Retirement: A ‘Six Figure Limit’ to save Social Security
We’ve recently checked off another year of inaction on the sinking ship known as Social Security, said Brenton Smith in MarketWatch. New projections from the Congressional Budget Office reveal that the trust fund will now run out of money by 2032, “resulting in benefit cuts of 22.5% in 2033.” As they’ve done for the past 40 years, our lawmakers are likely to continue to react to this slow-moving disaster “with the rhetoric of empty politics” and no real solutions. Voters, too, have consistently “responded with systemic denial.” Seniors continue to “recycle the tired cliché of indifference, ‘We paid for our benefits,’” and resist any effort to protect future generations. A 2% increase in the payroll tax in 2005 would have extended the program for another 75 years. Now the cost to achieve the same result is 4%. “If fixing Social Security were easy, it would already be done.” But hard choices must be made.
Here’s one way to “help restore sanity to a program millions of Americans depend on,” said The Washington Post in an editorial. “There’s no reason” Social Security should be sending $100,000 checks to wealthy Americans. But the way the program is constituted, couples who have continually met the taxable maximum on their earnings can become eligible for the maximum benefit, upward of $101,000. The rising costs of living will only “keep boosting payments” as time goes on. A “Six Figure Limit,” as proposed recently by the Committee for a Responsible Federal Budget, “is the right idea.” A $100,000 cap would erase “one-quarter of the shortfalls and save $190 billion over the next decade,” said Shawn Tully in Fortune. But that would only delay insolvency by seven years. “It will take additional modest, and also more radical, fixes to bridge the yawning gaps.”

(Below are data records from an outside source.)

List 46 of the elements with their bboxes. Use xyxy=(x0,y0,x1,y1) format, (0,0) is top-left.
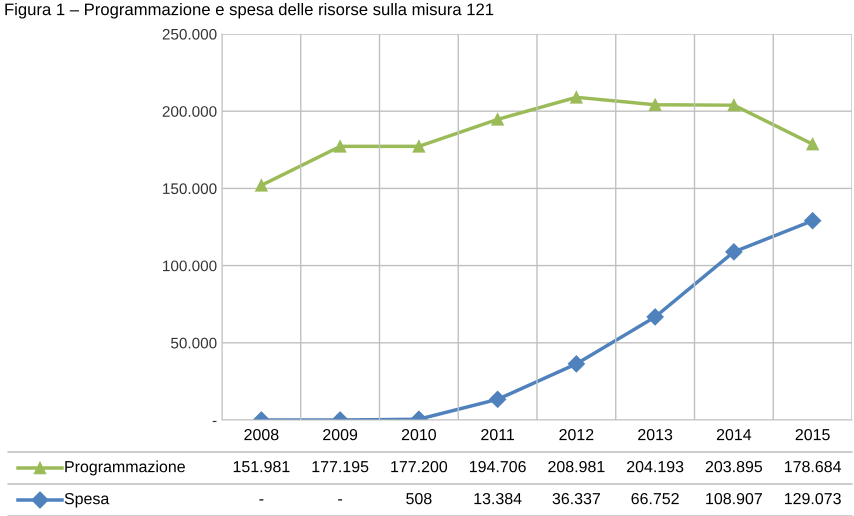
y-tick-label: - xyxy=(212,420,216,422)
point xyxy=(648,98,662,111)
point xyxy=(334,140,346,153)
point xyxy=(646,308,664,326)
data-label: 36.337 xyxy=(552,492,600,504)
legend-label: Spesa xyxy=(64,492,110,508)
data-label: 108.907 xyxy=(706,492,762,504)
y-tick-label: 200.000 xyxy=(162,106,217,117)
x-tick-label: 2014 xyxy=(716,428,752,440)
y-tick-label: 100.000 xyxy=(163,260,217,272)
legend-label: Programmazione xyxy=(65,460,185,476)
x-tick-label: 2013 xyxy=(638,428,672,440)
point xyxy=(489,390,506,408)
data-label: 508 xyxy=(406,492,432,504)
data-label: 208.981 xyxy=(548,460,604,472)
x-tick-label: 2009 xyxy=(323,428,358,440)
data-label: 178.684 xyxy=(784,460,842,472)
x-tick-label: 2015 xyxy=(796,428,830,440)
y-tick-label: 250.000 xyxy=(162,28,217,40)
data-label: 129.073 xyxy=(784,492,841,504)
point xyxy=(570,91,583,104)
data-label: 13.384 xyxy=(474,492,522,504)
x-tick-label: 2011 xyxy=(481,428,514,440)
x-tick-label: 2008 xyxy=(244,428,278,440)
data-label: 177.200 xyxy=(391,460,448,472)
data-label: - xyxy=(338,499,342,501)
data-label: 66.752 xyxy=(632,492,679,504)
y-tick-label: 150.000 xyxy=(163,183,217,194)
data-label: - xyxy=(259,499,264,501)
y-tick-label: 50.000 xyxy=(171,338,217,348)
data-label: 204.193 xyxy=(627,460,684,472)
data-label: 194.706 xyxy=(470,460,526,472)
point xyxy=(491,113,504,126)
point xyxy=(255,179,268,192)
x-tick-label: 2010 xyxy=(402,428,436,440)
data-label: 151.981 xyxy=(234,460,290,472)
data-label: 203.895 xyxy=(706,460,762,472)
point xyxy=(568,355,585,372)
point xyxy=(725,243,742,260)
x-tick-label: 2012 xyxy=(559,428,594,440)
point xyxy=(804,212,822,230)
point xyxy=(412,140,426,153)
point xyxy=(728,98,740,112)
chart-title: Figura 1 – Programmazione e spesa delle risorse sulla misura 121 xyxy=(5,3,494,19)
point xyxy=(806,138,819,150)
data-label: 177.195 xyxy=(312,460,368,472)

“OK, now take a breath,” said Pat Regnier in Bloomberg. Solving the shortfall may come down to a “nail-biter,” but few experts expect Congress to allow dramatic cuts to this “wildly popular” program. If the Six Figure Limit isn’t enough, other solutions “are simple in terms of math if not politics.” Lawmakers can make up for the shortfall with taxes, such as by raising the amount of income subject to a payroll tax (currently $184,500). Or they can reduce benefits “by raising the age for full retirement” again, or “changing the formulas for calculating benefits or cost-of-living adjustments.” But those nearing retirement should not panic. Even if the trust fund runs out in 2032, “major benefit reductions likely would be gradual and not kick in for at least a decade.” Social Security is going to last, but “having an aging society is expensive no matter what, and it’s going to leave a mark somewhere in the coming decades.”